Here we go again. In an interview Saturday with Breitbart, Former Arkansas Governor and 2016 GOP Presidential hopeful Mike Huckabee decided that the Holocaust was an appropriate analogy for the Iran nuclear deal that the United States and numerous other world powers have recently negotiated.
“This president’s foreign policy is the most feckless in American history. He’s so naive he would trust the Iranians and he would take the Israelis and basically march them to the door of the oven.” [emphasis added]
On the one hand, Huckabee’s use of a Holocaust analogy is nothing new. He has regularly compared abortion to the Holocaust. We have not just come to expect inflammatory rhetoric from our politicians, but Mike Huckabee isn’t exactly breaking new ground with his most recent analogy; this is an analogy of which he seems quite fond. On the other hand this analogy is sad because we’re not talking about his use of the under-used and little-appreciated word feckless. Neither are we talking about comments he made later in the interview about Guantanamo Bay detainees:
“These people don’t change . . . . They are still terrorists. They are going to be terrorists until we kill them”
Certainly such comments would provide insight into how Huckabee views the world, a useful thing to know about someone who wants to be President of one the world’s most powerful countries.
Instead, we again find ourselves reading Holocaust analogies coming from the mouth of Mike Huckabee. Lest you think this was a gaffe or that he would walk back his statement, he took to Twitter in self-defense and even created (more likely had someone on his staff create) a meme-ish, share-worthy picture of his quote.
With outrage coming from the Left and Right, why is Huckabee so fond of this analogy and why has he doubled down on it? Max Fisher offered a few explanations over at Vox. His first explanation is that it is simply a political stunt to grab some headlines from Donald Trump by saying ever more shocking things. His fourth explanation attempts (and fails miserably) to make a connection with Huckabee’s evangelicalism. This is certainly a connection that can be made but Fisher seems to have phoned in this explanation and to have settled for generalities. Fisher finally seems to settle on his fifth and final explanation — that this tells us something about Huckabee’s character.
A statement this extreme at some point reflects on the character of the person who chose to say it — even if that person is a politician whom we expect to take certain rhetorical liberties. In campaign coverage, it is generally frowned upon to look at a candidate’s statements and conclude that he or she might simply be insensitive or unintelligent. But that may indeed be what’s happening here.
Yet he is still okay implying that Huckabee is “insensitive and unintelligent.” To be fair to Max Fisher, this post seems to be more of a hot take than his normally well-researched and thoughtful explanatory pieces, and this piece touches on possible explanations that should be explored in more detail. What Fisher misses, though, and what most other pieces have missed as well, is just what we can learn from the reaction to Huckabee’s Holocaust analogy.

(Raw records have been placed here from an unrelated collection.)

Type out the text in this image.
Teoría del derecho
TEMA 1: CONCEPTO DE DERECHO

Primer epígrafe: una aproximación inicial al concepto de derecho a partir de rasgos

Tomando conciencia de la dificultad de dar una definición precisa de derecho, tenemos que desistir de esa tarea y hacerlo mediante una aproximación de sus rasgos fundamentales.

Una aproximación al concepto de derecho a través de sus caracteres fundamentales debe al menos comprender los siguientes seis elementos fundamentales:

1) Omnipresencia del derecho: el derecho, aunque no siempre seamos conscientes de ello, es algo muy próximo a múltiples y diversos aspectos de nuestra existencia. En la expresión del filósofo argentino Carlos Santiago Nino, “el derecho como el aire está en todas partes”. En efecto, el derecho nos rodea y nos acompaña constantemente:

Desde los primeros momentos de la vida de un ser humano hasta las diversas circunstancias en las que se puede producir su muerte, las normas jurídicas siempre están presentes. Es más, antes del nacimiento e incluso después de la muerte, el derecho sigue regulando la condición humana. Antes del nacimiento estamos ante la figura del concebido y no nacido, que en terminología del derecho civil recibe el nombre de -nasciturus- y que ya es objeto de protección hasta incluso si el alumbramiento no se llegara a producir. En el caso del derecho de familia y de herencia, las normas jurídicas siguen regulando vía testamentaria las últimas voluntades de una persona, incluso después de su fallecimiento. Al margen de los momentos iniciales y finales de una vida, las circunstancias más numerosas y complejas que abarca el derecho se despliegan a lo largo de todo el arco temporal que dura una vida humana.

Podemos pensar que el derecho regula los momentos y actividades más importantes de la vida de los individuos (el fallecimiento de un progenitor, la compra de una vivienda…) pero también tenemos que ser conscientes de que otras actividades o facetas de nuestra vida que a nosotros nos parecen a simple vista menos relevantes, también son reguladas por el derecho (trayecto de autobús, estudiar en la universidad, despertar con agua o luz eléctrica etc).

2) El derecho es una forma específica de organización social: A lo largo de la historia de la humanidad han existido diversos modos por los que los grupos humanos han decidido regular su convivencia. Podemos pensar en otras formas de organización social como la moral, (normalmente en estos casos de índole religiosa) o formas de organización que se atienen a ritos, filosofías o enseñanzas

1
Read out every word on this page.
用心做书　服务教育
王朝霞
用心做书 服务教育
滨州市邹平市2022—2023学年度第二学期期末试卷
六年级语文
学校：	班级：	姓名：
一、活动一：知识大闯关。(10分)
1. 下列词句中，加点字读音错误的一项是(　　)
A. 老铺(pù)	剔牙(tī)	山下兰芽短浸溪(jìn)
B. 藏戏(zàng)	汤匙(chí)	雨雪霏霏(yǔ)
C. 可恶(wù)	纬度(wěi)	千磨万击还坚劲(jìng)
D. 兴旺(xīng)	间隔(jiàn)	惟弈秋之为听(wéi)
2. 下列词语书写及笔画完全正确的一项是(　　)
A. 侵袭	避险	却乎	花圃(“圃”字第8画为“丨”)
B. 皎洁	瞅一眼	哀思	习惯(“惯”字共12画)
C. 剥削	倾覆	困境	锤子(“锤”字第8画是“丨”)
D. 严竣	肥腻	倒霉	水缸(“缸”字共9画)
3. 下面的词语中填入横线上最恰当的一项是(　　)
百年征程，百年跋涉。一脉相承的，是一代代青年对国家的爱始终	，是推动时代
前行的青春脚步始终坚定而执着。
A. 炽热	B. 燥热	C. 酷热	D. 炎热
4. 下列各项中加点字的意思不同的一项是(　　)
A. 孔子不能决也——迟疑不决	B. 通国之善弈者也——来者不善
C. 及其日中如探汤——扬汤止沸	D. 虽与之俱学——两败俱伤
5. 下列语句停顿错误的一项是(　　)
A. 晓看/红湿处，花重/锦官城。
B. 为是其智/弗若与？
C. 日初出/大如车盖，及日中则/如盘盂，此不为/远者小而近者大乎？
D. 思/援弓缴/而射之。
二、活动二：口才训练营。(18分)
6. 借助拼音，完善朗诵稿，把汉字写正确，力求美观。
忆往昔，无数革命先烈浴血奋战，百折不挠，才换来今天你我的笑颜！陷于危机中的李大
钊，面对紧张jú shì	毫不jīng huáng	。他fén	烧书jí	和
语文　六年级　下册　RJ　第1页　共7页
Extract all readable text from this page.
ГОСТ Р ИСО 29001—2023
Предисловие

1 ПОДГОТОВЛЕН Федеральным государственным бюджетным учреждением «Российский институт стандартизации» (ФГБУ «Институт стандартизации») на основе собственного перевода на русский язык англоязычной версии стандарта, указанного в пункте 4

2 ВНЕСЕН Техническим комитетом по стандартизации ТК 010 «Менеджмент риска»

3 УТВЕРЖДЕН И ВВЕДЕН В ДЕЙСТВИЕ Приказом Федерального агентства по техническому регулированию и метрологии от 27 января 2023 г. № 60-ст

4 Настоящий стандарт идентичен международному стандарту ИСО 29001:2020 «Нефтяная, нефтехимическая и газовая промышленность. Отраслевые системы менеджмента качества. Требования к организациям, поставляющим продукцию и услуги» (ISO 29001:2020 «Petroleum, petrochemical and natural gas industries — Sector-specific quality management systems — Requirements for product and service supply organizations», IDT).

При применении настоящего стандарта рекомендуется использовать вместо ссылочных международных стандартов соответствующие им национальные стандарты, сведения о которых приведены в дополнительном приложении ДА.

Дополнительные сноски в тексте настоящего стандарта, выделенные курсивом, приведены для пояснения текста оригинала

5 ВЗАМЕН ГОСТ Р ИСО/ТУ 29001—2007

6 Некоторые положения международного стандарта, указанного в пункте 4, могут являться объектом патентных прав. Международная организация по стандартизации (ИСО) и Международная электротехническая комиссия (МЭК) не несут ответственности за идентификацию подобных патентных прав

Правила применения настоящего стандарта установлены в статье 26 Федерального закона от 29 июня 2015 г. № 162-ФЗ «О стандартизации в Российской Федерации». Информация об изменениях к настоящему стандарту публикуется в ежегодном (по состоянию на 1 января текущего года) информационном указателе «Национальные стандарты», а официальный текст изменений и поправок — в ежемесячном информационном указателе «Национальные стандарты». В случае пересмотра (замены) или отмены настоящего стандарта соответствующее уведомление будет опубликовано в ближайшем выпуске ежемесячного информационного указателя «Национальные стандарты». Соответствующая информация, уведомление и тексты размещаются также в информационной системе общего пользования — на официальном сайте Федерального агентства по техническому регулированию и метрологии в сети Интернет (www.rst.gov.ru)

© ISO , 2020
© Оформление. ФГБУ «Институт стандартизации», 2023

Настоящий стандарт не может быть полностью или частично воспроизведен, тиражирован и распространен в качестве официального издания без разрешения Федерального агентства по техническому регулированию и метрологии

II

Huckabee’s statement was intended to be shocking. It was meant to evoke a response. It was meant to show just how seriously he is taking what he understands to be a dangerous Iran nuclear deal. Regardless of one’s opinion on Huckabee’s use of the analogy (frankly, I think it shows a serious lack of creativity and historical acumen such that he can think of no other analogy and must jump immediately to Hitler and the Holocaust), the responses have something to teach us about how language works.
Debbie Wasserman Schultz, the Democratic National Committee Chair, said that such rhetoric “has no place in American politics.” Jeb Bush, fellow 2016 GOP Presidential hopeful, said that “the use of that kind of language is just wrong.” President Obama said that the analogy was “part of a general pattern that we’ve seen that would be considered ridiculous if it weren’t so sad.” Hillary Clinton, leading Democratic Presidential hopeful, said that she is “disappointed,” “really offended personally,” and that such “inflammatory rhetoric [is] totally unacceptable.”
These responses are attempts to police not only Mike Huckabee’s language but that of our society as a whole. They are looking to draw boundaries around what is “acceptable” and what is “unacceptable.” By responding as they have, these politicians, Fisher, and the multitude of others who have offered commentary on his remarks hope to present Huckabee as vulgar, of questionable character, and unfit for leadership. Regardless of how many citizens might actually agree with Huckabee (for the record, I haven’t seen any data that would indicate that Huckabee’s analogy polls well with the general populace), those in authority positions must act in such a way as to delegitimate Huckabee by means of delegitimating his language.
Writing of how the “struggle for linguistic authority” works with regard to establishing an official language, grammar, and “proper” speech in Language and Symbolic Power, Pierre Bourdieu says that “all linguistic practices are measured against the legitimate practices, i.e. the practices of those who are dominant” (53). Bourdieu’s observation is relevant here too. The Holocaust is off-limits as an analogy; we know this because those in authority have told us so. Huckabee hasn’t just picked a less than apropos analogy, it was an analogy that is out of place, wrong, ridiculous, sad, offensive, inflammatory, and unacceptable. It is illegitimate.
Social actors, such as politicians, use taxonomies like this to manipulate society by the mere act of classifying society.
We can likewise view the “unacceptable” nature of Huckabee’s comments through a taxonomic lens. Language is classified as either “acceptable” or “unacceptable.” This binary, as well as the makeup of each category, is socially determined. And, beyond that, as Bruce Lincoln noted, taxonomy is “an instrument for the classification and manipulation of society” (Discourse and the Construction of Society, 137). In other words, social actors, such as politicians, use taxonomies like this to manipulate society by the mere act of classifying society. Classifying analogies as “acceptable” and “unacceptable” is an attempt to mold society, to shape it in a certain way, to lift up certain ideals and worldviews at the expense of others.
There is, of course, no objective reason why appealing to the Holocaust analogically should be unacceptable. Though presented as natural, such boundaries are socially determined and arbitrary. But now that “Holocaust analogies are unacceptable” has entered the public transcript, this boundary must be maintained. And doing so works simultaneously to delegitimate and legitimate Mike Huckabee’s use of such an analogy. Because he has used “unacceptable” language, he can be shunned, reprimanded, and punished (by not receiving the votes he covets). But at the same time, by using language that he knows has been deemed “unacceptable” and out-of-bounds, he subverts the public transcript showing just how strongly he feels about the topic du jour and offers his analogy as evidence that he will not play by others’ rules, precisely what he hopes will earn him votes in 2016.